John 2:1-11 – The Wedding at Cana

Summary

Turning water into wine is the first miraculous “sign” in John’s gospel. It confirms that Jesus is the Messiah promised in Scripture, while pointing to the glory that will be revealed when Jesus pours out his life in love through crucifixion.

Analysis

The disciples who accompany Jesus to Cana have been following because they have heard that he is the Lamb of God (John 1:35-37). They have also come to believe that he is the Messiah foretold in the Law and the Prophets (John 1:45, 49). The wedding provides an occasion for Jesus to confirm what they believe by his actions. Six stone jars, which were used for Jewish rites of purification, are filled with water. Each jar holds twenty-five to thirty gallons and Jesus transforms the water into wine. The action recalls that according to the law the messianic ruler who came from Judah would be able to wash clothes in wine (Genesis 49:10-11), and the prophets added that when the Davidic kingdom was restored the hills would flow with wine (Amos 9:11-13). The sign confirms that Jesus is God’s promised ruler.

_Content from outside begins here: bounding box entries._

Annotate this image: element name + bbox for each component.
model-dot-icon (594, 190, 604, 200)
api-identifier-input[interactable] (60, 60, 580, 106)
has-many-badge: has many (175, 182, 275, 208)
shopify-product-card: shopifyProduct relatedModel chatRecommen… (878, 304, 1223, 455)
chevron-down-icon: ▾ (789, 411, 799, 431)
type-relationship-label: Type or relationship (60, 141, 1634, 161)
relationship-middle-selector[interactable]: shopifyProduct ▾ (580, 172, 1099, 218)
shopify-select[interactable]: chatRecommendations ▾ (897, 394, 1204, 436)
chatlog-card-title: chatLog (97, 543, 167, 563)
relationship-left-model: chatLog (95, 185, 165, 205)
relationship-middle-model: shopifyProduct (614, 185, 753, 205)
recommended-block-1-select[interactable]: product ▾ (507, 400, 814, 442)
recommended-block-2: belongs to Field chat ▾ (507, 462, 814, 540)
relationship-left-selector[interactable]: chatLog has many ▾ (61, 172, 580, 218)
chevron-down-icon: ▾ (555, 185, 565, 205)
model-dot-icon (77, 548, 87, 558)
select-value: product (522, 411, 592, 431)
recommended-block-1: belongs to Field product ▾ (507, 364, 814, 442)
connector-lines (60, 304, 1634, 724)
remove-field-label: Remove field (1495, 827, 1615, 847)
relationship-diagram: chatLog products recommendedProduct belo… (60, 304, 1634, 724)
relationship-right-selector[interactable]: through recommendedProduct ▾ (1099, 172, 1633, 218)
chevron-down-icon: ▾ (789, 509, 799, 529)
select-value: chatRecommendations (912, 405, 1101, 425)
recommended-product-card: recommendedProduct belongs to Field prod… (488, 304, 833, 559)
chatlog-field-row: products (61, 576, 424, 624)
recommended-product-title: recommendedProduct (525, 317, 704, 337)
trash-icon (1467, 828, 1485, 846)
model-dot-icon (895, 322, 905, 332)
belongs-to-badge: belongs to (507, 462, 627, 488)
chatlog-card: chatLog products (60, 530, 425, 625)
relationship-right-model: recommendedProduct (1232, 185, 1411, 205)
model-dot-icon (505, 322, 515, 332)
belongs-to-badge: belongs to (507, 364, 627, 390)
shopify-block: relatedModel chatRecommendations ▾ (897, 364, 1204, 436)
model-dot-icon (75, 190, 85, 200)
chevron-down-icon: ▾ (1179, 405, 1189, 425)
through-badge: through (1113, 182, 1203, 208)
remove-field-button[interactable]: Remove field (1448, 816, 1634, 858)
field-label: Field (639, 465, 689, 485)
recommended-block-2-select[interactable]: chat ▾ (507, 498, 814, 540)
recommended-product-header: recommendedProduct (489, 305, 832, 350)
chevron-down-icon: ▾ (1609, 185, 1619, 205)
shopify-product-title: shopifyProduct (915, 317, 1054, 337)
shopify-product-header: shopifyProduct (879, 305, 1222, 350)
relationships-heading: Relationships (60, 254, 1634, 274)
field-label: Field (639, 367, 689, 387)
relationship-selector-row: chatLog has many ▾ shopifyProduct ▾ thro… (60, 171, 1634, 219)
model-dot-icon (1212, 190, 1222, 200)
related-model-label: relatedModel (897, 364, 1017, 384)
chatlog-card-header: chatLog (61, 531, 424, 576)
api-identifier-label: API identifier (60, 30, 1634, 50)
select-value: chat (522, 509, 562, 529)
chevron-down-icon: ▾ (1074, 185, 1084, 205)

The wider context of John’s Gospel also shows that the glory Jesus reveals in a preliminary way at Cana (John 2:11) foreshadows the glory he will reveal more fully by his death. At Cana his hour has not yet come (2:4), but at the cross the hour arrives. At Cana Jesus begins his ministry by giving the best wine (2:10), and at the cross he completes his ministry by drinking the sour wine (19:29-30). If the sign he performs at Cana reveals the glory of divine power, the cross will reveal the depth of divine love.